【地元で手売りを始めて感じたこと】
そろそろうちのトマトのシーズンも終盤。
うちは大手スーパーへの出荷が主なんだけれど、繊細なトマトのため規格外品は避けられないので、その販路はとても大切な重要項目。
今年は、地元の手売りに力をいれてやってきた。
母が地元で服屋をしているので、そのお客様にお声掛けさせていただくところから始め、来る日も来る日も車にトマトを載せて地域を回った。
おかげさまで、初月は昨年度の規格外品売上の2.8倍に!
多い時では週に30軒弱、少ないときでも10軒以上のお客様の元を回らせてもらった。おかげさまで、昨年は余ってジュースに回していた分も売り切れた。
以前、農家の先輩に教わったことは、「農家と八百屋は違う職業。作ることと売ることは全く別。どちらも気合をいれて臨むように。」その指摘はとても的確だった。
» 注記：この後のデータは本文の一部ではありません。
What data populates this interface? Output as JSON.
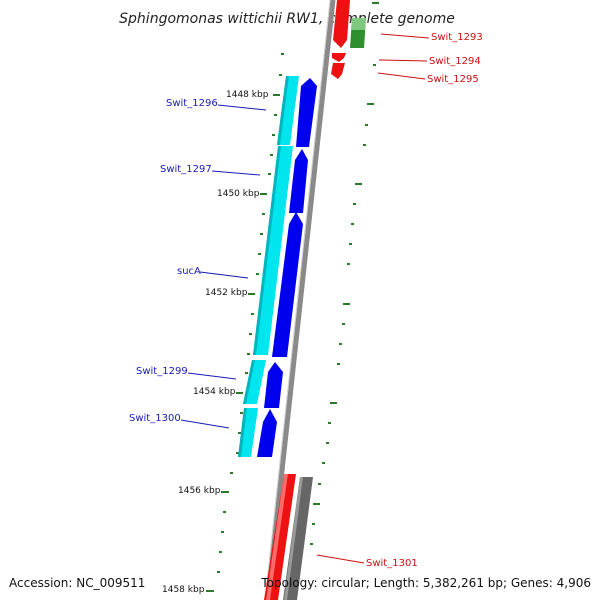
{
  "title": "Sphingomonas wittichii RW1, complete genome",
  "accession": "Accession: NC_009511",
  "topology": "Topology: circular; Length: 5,382,261 bp; Genes: 4,906",
  "kbp_ticks": [
    {
      "label": "1448 kbp"
    },
    {
      "label": "1450 kbp"
    },
    {
      "label": "1452 kbp"
    },
    {
      "label": "1454 kbp"
    },
    {
      "label": "1456 kbp"
    },
    {
      "label": "1458 kbp"
    }
  ],
  "genes_left": [
    {
      "name": "Swit_1296"
    },
    {
      "name": "Swit_1297"
    },
    {
      "name": "sucA"
    },
    {
      "name": "Swit_1299"
    },
    {
      "name": "Swit_1300"
    }
  ],
  "genes_right": [
    {
      "name": "Swit_1293"
    },
    {
      "name": "Swit_1294"
    },
    {
      "name": "Swit_1295"
    },
    {
      "name": "Swit_1301"
    }
  ],
  "colors": {
    "backbone": "#8a8a8a",
    "cds_forward": "#0000ee",
    "feature_forward": "#00e5ee",
    "cds_reverse": "#ee1111",
    "rna": "#2f8f2f",
    "gray_feature": "#666666",
    "tick": "#2a7a2a",
    "label_blue": "#1a1ab4",
    "label_red": "#cc1111"
  }
}
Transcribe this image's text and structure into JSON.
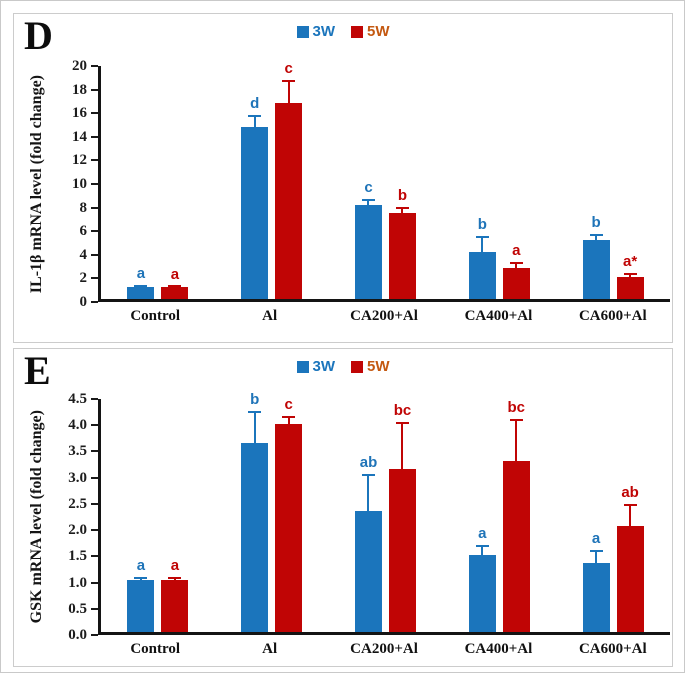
{
  "legend": {
    "items": [
      {
        "label": "3W",
        "swatch_color": "#1B75BC",
        "text_color": "#1B75BC"
      },
      {
        "label": "5W",
        "swatch_color": "#C00505",
        "text_color": "#C45911"
      }
    ]
  },
  "chart_data": [
    {
      "panel_label": "D",
      "type": "bar",
      "title": "",
      "ylabel": "IL-1β mRNA level (fold change)",
      "xlabel": "",
      "categories": [
        "Control",
        "Al",
        "CA200+Al",
        "CA400+Al",
        "CA600+Al"
      ],
      "ylim": [
        0,
        20
      ],
      "ytick_labels": [
        "0",
        "2",
        "4",
        "6",
        "8",
        "10",
        "12",
        "14",
        "16",
        "18",
        "20"
      ],
      "grid": false,
      "legend_position": "top-center",
      "series": [
        {
          "name": "3W",
          "color": "#1B75BC",
          "letter_color": "#1F74B8",
          "values": [
            1.0,
            14.6,
            8.0,
            4.0,
            5.0
          ],
          "errors": [
            0.15,
            1.0,
            0.5,
            1.3,
            0.5
          ],
          "letters": [
            "a",
            "d",
            "c",
            "b",
            "b"
          ]
        },
        {
          "name": "5W",
          "color": "#C00505",
          "letter_color": "#C00505",
          "values": [
            1.0,
            16.6,
            7.3,
            2.6,
            1.9
          ],
          "errors": [
            0.12,
            2.0,
            0.5,
            0.55,
            0.3
          ],
          "letters": [
            "a",
            "c",
            "b",
            "a",
            "a*"
          ]
        }
      ]
    },
    {
      "panel_label": "E",
      "type": "bar",
      "title": "",
      "ylabel": "GSK mRNA level (fold change)",
      "xlabel": "",
      "categories": [
        "Control",
        "Al",
        "CA200+Al",
        "CA400+Al",
        "CA600+Al"
      ],
      "ylim": [
        0,
        4.5
      ],
      "ytick_labels": [
        "0.0",
        "0.5",
        "1.0",
        "1.5",
        "2.0",
        "2.5",
        "3.0",
        "3.5",
        "4.0",
        "4.5"
      ],
      "grid": false,
      "legend_position": "top-center",
      "series": [
        {
          "name": "3W",
          "color": "#1B75BC",
          "letter_color": "#1F74B8",
          "values": [
            1.0,
            3.6,
            2.3,
            1.47,
            1.32
          ],
          "errors": [
            0.04,
            0.62,
            0.72,
            0.18,
            0.25
          ],
          "letters": [
            "a",
            "b",
            "ab",
            "a",
            "a"
          ]
        },
        {
          "name": "5W",
          "color": "#C00505",
          "letter_color": "#C00505",
          "values": [
            1.0,
            3.97,
            3.1,
            3.27,
            2.03
          ],
          "errors": [
            0.04,
            0.15,
            0.9,
            0.8,
            0.42
          ],
          "letters": [
            "a",
            "c",
            "bc",
            "bc",
            "ab"
          ]
        }
      ]
    }
  ]
}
うちの設楽町のおもしろいところは、地域によって全然雰囲気が違うところ。
私たちが今住んでいる名倉地域は、the農村という感じだし、生まれ育った田口地区は宿場町だった歴史があって、個人商店が多い。他にも役所関係の場所に行くと空気感がまるで違って、それを肌感覚で感じられたことは、とても勉強になった。
農園周りには農業の大先輩がいて、少し町に出ると、商いの大先輩がいるこの環境での手売りは、ときに厳しいけれど、とても刺激的で興味深い体験だった。
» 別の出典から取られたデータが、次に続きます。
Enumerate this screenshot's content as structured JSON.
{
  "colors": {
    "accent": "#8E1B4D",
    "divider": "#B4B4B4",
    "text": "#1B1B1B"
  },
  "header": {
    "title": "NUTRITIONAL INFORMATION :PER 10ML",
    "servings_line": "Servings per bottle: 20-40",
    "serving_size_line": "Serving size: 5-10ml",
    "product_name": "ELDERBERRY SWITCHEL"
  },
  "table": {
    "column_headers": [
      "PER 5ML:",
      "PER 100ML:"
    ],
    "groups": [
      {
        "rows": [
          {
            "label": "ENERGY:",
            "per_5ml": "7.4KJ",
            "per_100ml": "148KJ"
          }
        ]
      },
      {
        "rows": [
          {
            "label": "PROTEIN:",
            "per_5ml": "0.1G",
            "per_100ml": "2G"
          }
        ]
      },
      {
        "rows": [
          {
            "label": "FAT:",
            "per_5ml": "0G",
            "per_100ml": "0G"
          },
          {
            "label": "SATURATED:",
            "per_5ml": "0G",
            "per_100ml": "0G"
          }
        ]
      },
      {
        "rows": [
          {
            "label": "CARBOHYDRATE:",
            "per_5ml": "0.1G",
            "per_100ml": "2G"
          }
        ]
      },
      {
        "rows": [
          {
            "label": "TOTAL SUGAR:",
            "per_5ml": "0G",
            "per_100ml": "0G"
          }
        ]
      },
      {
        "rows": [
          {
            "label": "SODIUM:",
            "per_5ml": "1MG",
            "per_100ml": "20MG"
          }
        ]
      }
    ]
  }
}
何気なく通り過ぎている町の人々が、こんなにも真心込めて、ちょうど良い力加減で商いに関わっていることを、眼の前で感じられたことは、わたしの人生においてもとても重要な学びだったように思う。
お客様はとてもあたたかく迎えてくれて、紹介をくれる方もあったし、あらゆる方法でいつも助けてくださった。地域の商いの先輩方も取引をしてくださったり、アドバイスをくれたり、静かな態度でペーペーな私を育ててくださった。母は数十年培ってきた小商いの細かい気遣いとスキルを惜しげなく教えてくれた。
ああ、ほんとにいい町で育ったんだなあって、今年ほど強く思った年はない。こういう町のいろんな温かさが、穏やかに伝わっていくといいなあと思った。
いつも力を貸してくれるみなさん、本当にありがとうございます。
来シーズンもどうぞよろしくお願いいたします。